At Jerusalem [Hadrian] founded a city in place of the one
which had been razed to the ground, naming it Aelia
Capitolina, and on the site of the temple of the god
he raised a new temple to Jupiter.
This brought on a war of no slight importance nor of brief
duration, for the Jews deemed it intolerable that foreign
races should be settled in their city and foreign religious
rites planted there.
So long, indeed, as Hadrian was close by in Egypt and again
in Syria, they remained quiet, save insofar as they purposely
made of poor quality such weapons as they were called upon
to furnish, in order that the Romans might reject them and
they themselves might thus have the use of them; but when
he went farther away, they openly revolted.
To be sure, they did not dare try conclusions with the Romans
in the open field, but they occupied the advantageous positions
in the country and strengthened them with mines and walls,
in order that they might have places of refuge whenever
they should be hard pressed, and might meet together unobserved
under ground; and they pierced these subterranean passages
from above at intervals to let in air and light.
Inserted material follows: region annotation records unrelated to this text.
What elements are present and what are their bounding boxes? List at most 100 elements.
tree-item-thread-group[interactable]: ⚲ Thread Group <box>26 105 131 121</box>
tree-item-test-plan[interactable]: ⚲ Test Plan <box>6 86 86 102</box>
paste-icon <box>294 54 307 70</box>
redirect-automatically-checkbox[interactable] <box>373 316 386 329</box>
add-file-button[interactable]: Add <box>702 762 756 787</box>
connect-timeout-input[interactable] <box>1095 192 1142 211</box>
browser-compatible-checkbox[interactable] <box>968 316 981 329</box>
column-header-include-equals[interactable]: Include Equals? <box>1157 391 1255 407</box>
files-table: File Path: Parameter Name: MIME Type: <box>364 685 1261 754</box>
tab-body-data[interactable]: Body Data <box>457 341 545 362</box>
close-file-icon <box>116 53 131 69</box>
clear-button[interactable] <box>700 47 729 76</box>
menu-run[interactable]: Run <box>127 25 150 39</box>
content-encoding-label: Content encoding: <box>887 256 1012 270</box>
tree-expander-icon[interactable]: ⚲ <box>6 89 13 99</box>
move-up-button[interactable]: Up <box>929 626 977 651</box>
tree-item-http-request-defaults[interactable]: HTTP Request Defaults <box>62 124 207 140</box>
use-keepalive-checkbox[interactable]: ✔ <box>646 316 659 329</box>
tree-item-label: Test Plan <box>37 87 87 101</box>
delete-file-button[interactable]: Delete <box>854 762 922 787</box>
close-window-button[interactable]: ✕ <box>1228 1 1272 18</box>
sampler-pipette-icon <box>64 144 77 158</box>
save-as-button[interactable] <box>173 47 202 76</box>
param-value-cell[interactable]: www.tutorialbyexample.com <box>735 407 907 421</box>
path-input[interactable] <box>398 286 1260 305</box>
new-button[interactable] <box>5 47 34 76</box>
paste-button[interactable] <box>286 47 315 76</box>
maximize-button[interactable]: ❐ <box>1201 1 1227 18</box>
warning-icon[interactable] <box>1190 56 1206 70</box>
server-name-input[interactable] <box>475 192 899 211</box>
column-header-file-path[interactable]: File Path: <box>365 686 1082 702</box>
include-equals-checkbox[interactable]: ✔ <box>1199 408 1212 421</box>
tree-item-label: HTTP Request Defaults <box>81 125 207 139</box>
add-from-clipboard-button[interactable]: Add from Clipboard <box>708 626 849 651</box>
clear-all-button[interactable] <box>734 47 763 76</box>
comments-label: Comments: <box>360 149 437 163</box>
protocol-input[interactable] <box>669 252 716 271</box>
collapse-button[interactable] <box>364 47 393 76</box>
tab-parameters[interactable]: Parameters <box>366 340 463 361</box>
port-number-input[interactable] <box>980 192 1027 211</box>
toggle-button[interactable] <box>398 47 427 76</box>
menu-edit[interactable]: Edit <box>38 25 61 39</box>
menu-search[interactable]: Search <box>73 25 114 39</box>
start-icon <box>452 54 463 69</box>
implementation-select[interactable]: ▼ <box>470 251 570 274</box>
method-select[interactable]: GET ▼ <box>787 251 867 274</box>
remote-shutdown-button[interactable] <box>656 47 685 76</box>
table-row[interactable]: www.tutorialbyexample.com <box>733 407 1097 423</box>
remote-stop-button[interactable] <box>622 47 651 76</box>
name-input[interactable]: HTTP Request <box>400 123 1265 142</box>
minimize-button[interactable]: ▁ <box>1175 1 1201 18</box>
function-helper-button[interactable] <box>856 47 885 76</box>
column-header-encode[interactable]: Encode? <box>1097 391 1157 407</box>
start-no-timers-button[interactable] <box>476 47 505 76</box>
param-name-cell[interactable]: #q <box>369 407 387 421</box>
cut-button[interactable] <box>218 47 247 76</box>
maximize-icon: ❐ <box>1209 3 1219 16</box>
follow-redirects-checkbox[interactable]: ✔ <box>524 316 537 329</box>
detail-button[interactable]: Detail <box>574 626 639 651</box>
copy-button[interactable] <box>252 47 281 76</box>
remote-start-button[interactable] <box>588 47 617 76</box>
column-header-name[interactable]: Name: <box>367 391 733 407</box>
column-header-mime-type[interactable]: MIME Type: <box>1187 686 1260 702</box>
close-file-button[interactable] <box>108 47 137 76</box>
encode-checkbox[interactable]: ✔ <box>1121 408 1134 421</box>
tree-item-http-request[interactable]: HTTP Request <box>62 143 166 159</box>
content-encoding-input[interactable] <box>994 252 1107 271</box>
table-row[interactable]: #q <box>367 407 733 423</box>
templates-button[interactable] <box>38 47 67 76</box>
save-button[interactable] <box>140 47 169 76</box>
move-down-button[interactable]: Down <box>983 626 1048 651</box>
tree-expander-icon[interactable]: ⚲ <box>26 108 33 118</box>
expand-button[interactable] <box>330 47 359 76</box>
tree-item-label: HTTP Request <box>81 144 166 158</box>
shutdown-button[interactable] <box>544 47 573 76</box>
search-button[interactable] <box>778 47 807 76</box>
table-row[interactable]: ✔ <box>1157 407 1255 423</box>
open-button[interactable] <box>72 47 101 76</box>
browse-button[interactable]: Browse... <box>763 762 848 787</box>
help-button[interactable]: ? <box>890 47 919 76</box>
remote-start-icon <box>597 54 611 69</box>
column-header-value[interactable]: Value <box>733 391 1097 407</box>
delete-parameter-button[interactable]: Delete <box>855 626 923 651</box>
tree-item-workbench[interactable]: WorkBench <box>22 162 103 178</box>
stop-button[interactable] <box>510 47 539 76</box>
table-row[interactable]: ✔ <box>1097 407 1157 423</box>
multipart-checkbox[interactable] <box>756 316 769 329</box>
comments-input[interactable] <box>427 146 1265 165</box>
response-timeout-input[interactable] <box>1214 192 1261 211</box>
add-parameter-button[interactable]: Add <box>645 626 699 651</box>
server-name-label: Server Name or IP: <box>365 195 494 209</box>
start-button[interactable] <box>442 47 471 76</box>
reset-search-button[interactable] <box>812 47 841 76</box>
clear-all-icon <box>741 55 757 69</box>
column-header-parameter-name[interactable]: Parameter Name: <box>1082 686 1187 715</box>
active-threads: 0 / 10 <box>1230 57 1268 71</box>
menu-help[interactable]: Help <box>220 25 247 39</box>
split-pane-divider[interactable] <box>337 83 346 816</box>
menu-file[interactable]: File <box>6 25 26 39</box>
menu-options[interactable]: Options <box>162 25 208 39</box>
At first the Romans took no account of them. Soon, however,
all Judea had been stirred up, and the Jews everywhere were
showing signs of disturbance, were gathering together, and
giving evidence of great hostility to the Romans, partly
by secret and partly by overt acts . . .
Then indeed, Hadrian sent against them his best generals.
First of these was Julius Severus, who was dispatched from
Britain, where he was governor, against the Jews. Severus
did not venture to attack his opponents in the open at any
one point, in view of their numbers and their desperation,
but by intercepting small groups, thanks to the number of
his soldiers and his under-officers, and by depriving them
of food and shutting them up, he was able, rather slowly,
to be sure, but with comparatively little danger, to crush,
exhaust, and exterminate them. Very few of them in fact
survived.
Fifty of their most important outposts and nine hundred
and eighty-five of their most famous villages were razed
to the ground. Five hundred and eighty thousand men were
slain in the various raids and battles, and the number of
those who perished by famine, disease, and fire was past
finding out. Thus nearly the whole of Judea was made desolate,
a result of which the people had forewarning before the
war. . . . Many Romans, moreover, perished in this war.